D'aussi loin que je m'en souvienne, jamais une autobiographie – genre intimiste par excellence et donc puissant vecteur d'émotions, bonnes ou mauvaises – ne m'a laissée indifférente. J'adresse donc toutes mes félicitations à Reidar Jönsson qui, avec Ma vie de chien, remporte le tout premier prix de ma carrière de blogolectrice : celui de l'équanimité !
Détrompez-vous toutefois (et rangez-moi ce champagne, crénom de nom !), ce qui peut sonner comme une victoire n'en est en réalité pas une : à mes yeux en effet, il n'est pire infortune pour un livre que de ne générer aucune émotion chez son lecteur. Mieux vaut être médiocre, susciter en moi la colère ou l'indignation, comme a pu le faire Elle s'appelait Sarah, qu'être de qualité mais se faire l'écho d'un néant émotionnel, à l'image de Ma vie de chien.
Bien que la vie de l'auteur (Ingemar Johansson dans le livre) soit éminemment tragique et donc qu'elle appelle à une certaine compassion, je n'ai pas réussi à m'attacher ne serait-ce qu'une seconde à lui, encore moins à ses proches, et donc à prendre part à ses (nombreuses) bévues.
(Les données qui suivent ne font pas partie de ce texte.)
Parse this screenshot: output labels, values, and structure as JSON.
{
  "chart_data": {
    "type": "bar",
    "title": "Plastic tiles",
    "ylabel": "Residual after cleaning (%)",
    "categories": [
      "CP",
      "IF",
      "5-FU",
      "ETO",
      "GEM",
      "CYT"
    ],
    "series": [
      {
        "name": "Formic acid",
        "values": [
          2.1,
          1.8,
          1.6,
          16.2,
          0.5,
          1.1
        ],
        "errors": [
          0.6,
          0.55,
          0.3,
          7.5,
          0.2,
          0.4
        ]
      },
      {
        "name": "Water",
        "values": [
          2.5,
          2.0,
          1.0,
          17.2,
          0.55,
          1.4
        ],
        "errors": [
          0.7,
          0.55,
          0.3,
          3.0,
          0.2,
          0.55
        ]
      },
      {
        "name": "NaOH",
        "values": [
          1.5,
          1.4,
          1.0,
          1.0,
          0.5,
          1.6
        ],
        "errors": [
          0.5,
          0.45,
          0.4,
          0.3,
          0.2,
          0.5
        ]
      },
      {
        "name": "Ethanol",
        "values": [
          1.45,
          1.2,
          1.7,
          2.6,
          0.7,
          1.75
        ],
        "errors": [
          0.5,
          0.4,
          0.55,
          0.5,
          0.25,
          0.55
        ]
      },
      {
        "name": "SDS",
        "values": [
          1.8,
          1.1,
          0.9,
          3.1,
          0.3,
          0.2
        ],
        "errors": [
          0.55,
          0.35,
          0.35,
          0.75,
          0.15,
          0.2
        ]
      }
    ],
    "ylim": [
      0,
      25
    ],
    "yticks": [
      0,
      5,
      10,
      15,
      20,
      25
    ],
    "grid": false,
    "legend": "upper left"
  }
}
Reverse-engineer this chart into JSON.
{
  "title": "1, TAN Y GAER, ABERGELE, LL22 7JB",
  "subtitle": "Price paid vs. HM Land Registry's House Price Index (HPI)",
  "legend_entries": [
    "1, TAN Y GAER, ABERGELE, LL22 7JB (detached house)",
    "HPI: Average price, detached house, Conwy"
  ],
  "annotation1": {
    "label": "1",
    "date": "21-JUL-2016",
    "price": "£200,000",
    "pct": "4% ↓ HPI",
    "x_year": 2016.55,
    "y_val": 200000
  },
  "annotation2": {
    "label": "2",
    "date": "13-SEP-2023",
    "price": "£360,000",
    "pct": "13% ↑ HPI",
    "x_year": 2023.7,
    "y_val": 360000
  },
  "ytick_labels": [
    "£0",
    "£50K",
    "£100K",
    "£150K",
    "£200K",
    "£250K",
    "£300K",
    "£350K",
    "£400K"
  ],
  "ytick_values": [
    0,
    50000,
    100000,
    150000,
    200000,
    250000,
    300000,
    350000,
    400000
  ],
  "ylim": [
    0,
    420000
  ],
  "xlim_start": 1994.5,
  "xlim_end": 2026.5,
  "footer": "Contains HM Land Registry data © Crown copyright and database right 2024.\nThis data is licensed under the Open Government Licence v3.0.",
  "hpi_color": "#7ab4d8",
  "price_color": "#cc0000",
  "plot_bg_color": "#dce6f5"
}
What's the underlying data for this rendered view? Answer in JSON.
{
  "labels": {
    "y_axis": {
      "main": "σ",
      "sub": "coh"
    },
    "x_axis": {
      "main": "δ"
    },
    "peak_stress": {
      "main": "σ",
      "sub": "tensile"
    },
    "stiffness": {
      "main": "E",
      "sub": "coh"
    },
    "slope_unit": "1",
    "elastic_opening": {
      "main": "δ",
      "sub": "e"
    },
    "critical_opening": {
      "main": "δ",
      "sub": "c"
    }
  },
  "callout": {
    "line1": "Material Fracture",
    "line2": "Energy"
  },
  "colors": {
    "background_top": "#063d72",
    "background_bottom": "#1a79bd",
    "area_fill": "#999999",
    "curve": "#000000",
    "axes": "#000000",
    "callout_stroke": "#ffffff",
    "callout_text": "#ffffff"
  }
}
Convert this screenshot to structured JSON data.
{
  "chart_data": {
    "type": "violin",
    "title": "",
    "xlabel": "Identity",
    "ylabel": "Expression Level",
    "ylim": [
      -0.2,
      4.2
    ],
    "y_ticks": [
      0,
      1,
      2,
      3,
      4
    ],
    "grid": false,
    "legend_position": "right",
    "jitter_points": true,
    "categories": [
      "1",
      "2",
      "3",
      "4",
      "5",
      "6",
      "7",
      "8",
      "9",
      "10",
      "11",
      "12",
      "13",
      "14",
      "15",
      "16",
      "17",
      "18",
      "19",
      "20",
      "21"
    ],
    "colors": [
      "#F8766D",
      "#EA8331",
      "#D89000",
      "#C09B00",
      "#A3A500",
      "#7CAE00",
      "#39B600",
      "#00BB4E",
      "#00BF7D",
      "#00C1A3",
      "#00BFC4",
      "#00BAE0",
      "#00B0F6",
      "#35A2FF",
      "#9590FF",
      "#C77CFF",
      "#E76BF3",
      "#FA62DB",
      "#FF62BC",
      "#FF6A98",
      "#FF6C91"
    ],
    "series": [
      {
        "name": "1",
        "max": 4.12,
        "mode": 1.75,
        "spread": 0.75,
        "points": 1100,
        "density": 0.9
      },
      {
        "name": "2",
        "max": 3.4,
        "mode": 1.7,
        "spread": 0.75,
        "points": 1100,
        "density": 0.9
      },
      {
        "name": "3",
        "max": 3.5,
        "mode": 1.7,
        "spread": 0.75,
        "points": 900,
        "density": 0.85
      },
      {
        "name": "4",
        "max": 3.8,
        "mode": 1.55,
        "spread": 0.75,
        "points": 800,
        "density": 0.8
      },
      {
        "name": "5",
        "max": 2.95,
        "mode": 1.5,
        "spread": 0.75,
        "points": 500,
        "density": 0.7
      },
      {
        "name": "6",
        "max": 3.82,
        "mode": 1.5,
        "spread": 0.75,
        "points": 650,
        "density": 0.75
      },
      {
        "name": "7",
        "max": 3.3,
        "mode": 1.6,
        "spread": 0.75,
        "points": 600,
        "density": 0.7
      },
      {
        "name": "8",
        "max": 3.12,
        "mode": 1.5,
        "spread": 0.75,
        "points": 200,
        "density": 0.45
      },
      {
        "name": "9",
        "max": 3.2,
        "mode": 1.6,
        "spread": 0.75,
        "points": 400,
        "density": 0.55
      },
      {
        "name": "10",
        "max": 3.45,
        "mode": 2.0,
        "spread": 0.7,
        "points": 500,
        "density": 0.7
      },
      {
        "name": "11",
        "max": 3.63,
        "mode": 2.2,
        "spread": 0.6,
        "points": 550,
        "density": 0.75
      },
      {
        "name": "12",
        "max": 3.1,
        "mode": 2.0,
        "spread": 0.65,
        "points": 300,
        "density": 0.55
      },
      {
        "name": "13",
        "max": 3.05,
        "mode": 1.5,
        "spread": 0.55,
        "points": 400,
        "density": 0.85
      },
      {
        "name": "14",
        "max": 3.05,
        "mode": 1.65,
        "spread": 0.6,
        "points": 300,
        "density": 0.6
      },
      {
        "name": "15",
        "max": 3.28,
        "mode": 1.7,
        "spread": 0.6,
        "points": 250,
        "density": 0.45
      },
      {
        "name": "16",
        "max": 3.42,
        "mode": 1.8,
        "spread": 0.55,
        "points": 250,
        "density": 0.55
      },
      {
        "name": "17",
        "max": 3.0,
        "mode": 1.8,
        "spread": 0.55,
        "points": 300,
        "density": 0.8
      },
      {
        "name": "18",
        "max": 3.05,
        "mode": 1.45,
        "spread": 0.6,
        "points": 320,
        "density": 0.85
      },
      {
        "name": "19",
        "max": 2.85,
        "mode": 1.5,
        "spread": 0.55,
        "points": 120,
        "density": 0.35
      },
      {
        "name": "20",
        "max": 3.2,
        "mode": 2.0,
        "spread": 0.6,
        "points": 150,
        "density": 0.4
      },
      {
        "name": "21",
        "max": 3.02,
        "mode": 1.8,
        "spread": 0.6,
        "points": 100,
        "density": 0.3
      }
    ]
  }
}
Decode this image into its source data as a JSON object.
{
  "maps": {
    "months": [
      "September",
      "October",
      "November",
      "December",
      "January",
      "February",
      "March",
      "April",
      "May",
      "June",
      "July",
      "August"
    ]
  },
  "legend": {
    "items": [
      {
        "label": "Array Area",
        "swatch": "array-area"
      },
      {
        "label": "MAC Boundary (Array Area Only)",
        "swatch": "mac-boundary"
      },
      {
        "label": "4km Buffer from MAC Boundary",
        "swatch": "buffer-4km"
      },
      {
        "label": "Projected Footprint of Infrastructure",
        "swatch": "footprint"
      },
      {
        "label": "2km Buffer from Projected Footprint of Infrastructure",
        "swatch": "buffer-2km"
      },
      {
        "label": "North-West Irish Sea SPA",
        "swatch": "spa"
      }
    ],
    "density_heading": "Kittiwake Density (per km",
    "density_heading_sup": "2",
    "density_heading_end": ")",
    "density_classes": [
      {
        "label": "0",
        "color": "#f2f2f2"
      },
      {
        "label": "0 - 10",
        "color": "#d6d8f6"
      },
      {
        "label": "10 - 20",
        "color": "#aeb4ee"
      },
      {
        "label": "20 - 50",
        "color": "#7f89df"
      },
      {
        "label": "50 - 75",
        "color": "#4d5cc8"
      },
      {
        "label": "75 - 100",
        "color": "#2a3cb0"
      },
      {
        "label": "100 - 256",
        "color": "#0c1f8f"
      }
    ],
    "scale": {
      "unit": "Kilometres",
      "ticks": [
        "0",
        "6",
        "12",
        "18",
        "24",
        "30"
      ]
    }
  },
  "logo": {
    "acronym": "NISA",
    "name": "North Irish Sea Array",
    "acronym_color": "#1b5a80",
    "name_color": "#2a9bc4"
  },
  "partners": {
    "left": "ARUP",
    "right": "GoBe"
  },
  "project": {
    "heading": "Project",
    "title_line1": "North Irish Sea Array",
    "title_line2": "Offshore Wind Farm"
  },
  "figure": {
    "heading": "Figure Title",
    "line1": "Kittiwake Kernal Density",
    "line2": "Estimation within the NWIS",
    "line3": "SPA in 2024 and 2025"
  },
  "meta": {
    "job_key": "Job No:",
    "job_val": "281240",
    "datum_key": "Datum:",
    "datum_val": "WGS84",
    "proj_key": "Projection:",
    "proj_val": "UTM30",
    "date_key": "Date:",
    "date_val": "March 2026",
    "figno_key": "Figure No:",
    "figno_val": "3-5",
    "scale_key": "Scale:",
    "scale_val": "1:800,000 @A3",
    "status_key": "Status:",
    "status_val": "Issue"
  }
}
De ces trois cents pages ne résulte finalement qu'un profond malaise teinté de culpabilité : comment ai-je pu, moi que pourtant un rien bouleverse (même Helga Pataki dans Hé Arnold, oui, Helga !), rester insensible à l'histoire de ce gamin ? Et pourquoi ?
Sans doute, dans un premier temps, parce que Ma vie de chien est une autobiographie non linéaire qui s'appuie sur une quantité mirobolante de flash-back ce qui rend le récit assez confus. Au lieu de se laisser tranquillement porter par cette histoire, l'esprit cherche désespérément à comprendre ce qu'il lit (ce qui, vous en conviendrez, devrait s'opérer naturellement) et finit par s’essouffler. Forcé de se contenter des informations essentielles (un père absent et irresponsable, une mère alitée qui préfère lire plutôt que s'occuper de ses enfants) l'émotion ne peut le cueillir.
L'autobiographie se découpe en plusieurs chapitres centrés soit sur l'année 1958, essentiellement marquée par la présence fantomatique de sa mère et de nombreux coups durs, soit sur l'année 1959, elle plus positive puisqu'il vit alors chez son oncle Gunnar et multiplie les rencontres : Monsieur Holdst à qui il lit les journaux en échange de cours de flûte, Saga, une jeune adolescente qui pratique le football et la boxe et rejette sa féminité ou encore Göte, le meilleur ami de son oncle. Ma vie de chien a donc pour fil rouge la mémoire qui, seule, sélectionne des bribes passées ou présentes de sa vie.
Le style parfois extrêmement pertinent et poétique ("J'ai souffert d'une carence de réalité appliquée. Je sais si mal la manier que je n'ai cessé de la considérer comme un jeu") mais majoritairement oral peut également expliquer ma non adhésion à ce livre. Le lecteur se retrouve en effet acculé dans la tête d'Ingemar Johansson qui passe sans cesse du coq à l'âne ce qui s'avère extrêmement fatiguant. C'est d'autant plus handicapant que cela s'accompagne d'une dispersion aléatoire des informations qui, elle, ne facilite pas la compréhension.
Ma vie de chien retrace donc de manière confuse mais parfois sensiblement poétique les mésaventures d'un enfant paradoxalement plein de vie et d'optimisme, au monde intérieur riche que la vie a peu à peu transformé en animal indomptable.
Et pour ceux que Ma vie de chien intéresse, sachez que ce livre est le premier volet d'une trilogie autobiographique : il a été suivi d'Un chien enterré et du Paradis du chien.